The clearest example of all is this post itself. All I asked was “write about how you turned Obsidian into a knowledge base for Claude Code,” and Claude Code started by reading mistakes.md and the profile, searched the vault for relevant keywords, pulled up the note about the source video and the TCC knowledge note, and only then started writing. It reported every single thing it read along the way.

The read rules I set up ended up doubling as material-gathering for the post itself. External memory isn’t just for carrying context forward — it turns out to work as a primary source when writing, too.

Looking back

Laid out plainly, none of this is a big deal. I made a few Markdown folders and wrote some read/write rules into a config file. No MCP, no plugins required.

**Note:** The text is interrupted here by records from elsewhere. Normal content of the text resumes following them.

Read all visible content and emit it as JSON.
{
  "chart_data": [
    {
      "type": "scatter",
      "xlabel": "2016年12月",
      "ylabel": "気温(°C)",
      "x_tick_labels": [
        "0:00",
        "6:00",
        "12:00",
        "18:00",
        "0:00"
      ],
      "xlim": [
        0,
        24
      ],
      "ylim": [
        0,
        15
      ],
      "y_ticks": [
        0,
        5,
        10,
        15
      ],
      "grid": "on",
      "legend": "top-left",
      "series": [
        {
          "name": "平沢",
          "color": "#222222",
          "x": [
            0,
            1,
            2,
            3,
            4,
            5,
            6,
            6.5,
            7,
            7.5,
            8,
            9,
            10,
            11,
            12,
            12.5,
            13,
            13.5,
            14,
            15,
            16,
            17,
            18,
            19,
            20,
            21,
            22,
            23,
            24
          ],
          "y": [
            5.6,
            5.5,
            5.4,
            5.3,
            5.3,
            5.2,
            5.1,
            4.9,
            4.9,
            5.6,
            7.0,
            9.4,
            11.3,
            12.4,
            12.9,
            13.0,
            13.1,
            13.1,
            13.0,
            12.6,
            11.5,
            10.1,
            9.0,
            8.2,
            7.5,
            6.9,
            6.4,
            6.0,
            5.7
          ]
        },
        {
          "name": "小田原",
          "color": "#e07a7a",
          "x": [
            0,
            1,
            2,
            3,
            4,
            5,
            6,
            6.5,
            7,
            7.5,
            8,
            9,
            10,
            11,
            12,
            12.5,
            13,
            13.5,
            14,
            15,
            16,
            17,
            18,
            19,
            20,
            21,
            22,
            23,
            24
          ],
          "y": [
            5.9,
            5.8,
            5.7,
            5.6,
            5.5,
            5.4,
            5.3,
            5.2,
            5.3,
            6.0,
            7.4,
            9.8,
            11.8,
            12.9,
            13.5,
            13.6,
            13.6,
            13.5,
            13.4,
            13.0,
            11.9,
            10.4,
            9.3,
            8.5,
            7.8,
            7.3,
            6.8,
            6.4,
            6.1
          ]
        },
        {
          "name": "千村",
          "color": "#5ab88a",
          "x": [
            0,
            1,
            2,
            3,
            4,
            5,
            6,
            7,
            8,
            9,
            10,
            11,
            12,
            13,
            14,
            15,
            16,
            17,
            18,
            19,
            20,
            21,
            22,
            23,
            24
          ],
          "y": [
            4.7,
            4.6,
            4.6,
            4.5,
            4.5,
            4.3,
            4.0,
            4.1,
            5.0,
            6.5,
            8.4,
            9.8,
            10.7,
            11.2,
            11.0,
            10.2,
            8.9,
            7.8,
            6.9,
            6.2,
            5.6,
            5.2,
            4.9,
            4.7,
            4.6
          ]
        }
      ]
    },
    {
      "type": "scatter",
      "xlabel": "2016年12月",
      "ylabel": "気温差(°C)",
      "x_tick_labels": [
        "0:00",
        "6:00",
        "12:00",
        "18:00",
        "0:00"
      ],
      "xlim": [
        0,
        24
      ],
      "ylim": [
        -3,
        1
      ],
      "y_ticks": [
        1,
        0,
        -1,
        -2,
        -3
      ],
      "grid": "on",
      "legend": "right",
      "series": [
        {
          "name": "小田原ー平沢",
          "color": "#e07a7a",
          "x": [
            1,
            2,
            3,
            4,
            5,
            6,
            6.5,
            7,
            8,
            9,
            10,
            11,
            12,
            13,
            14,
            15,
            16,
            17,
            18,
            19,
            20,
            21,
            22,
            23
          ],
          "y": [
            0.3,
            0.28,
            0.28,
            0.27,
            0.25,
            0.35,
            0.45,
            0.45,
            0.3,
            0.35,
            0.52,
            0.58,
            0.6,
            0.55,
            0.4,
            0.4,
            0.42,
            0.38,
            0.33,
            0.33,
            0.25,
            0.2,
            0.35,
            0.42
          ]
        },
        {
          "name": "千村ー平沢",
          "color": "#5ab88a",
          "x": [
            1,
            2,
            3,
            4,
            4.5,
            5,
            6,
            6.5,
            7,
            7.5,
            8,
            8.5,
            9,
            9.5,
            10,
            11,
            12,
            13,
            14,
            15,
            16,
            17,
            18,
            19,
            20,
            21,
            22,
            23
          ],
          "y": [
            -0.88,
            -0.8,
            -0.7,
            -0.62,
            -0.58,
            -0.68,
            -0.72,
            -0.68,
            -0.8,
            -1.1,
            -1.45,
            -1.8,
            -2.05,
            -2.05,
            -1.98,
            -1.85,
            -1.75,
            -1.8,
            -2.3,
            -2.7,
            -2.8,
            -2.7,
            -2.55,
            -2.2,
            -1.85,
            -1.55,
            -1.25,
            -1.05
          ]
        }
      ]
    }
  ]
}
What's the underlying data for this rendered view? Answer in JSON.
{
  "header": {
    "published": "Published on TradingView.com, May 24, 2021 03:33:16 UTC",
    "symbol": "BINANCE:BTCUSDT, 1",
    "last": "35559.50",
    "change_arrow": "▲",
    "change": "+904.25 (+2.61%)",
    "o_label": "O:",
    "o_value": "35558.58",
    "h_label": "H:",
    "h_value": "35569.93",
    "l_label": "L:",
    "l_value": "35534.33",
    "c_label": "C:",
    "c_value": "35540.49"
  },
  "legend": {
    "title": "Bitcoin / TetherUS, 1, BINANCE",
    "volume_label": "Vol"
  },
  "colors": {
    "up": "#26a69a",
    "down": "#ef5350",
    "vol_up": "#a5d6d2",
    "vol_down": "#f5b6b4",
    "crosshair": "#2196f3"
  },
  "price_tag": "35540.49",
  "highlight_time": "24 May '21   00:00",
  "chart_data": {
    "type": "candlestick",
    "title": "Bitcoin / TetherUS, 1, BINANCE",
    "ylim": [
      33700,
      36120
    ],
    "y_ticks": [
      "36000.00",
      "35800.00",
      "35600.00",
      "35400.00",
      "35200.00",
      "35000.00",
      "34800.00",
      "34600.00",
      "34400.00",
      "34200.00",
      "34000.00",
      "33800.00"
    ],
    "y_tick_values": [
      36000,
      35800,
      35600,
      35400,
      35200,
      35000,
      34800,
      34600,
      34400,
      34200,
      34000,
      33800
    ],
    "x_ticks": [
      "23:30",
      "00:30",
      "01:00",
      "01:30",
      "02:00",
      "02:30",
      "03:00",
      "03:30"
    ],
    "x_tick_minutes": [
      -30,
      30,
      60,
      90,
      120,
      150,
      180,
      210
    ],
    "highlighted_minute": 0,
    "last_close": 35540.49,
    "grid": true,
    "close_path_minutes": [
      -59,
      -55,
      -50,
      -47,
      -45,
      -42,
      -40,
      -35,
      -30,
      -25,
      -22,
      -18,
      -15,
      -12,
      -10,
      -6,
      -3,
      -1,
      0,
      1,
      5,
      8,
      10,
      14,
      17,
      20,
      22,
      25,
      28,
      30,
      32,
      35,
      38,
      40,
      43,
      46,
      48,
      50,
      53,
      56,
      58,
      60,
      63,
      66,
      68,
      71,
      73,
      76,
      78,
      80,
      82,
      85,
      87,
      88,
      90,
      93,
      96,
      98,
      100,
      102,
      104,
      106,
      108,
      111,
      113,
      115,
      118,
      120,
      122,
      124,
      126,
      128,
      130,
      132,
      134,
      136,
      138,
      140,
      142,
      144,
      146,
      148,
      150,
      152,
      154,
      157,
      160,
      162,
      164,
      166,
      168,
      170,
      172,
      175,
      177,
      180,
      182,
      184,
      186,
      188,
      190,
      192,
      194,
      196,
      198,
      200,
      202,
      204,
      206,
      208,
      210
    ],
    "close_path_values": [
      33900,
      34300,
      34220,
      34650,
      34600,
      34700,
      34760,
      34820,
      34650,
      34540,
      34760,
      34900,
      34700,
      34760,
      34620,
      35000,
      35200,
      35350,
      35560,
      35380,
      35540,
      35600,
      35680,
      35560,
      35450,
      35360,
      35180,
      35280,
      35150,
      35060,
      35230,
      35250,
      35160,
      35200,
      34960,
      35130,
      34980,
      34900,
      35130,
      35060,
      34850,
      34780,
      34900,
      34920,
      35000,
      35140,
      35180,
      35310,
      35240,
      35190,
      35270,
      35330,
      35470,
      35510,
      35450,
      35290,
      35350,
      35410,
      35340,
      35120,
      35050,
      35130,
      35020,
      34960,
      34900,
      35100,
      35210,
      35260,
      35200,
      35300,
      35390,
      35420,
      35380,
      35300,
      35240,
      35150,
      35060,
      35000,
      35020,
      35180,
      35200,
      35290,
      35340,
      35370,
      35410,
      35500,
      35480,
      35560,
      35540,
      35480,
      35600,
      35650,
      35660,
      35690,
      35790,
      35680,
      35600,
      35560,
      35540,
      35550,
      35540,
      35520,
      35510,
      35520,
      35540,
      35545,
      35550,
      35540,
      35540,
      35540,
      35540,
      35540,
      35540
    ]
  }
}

And yet an AI that used to explain everything from zero every time turned into a partner that can pick up where we left off. I think the trick is not over-engineering it up front. Connect it, run it, and keep adding small rules — “remember this,” “check the vault at session start” — and it gets a little smarter each time, almost like synapses forming. That “growing a brain” feeling is something I picked up from the video, but having actually done it, it’s real.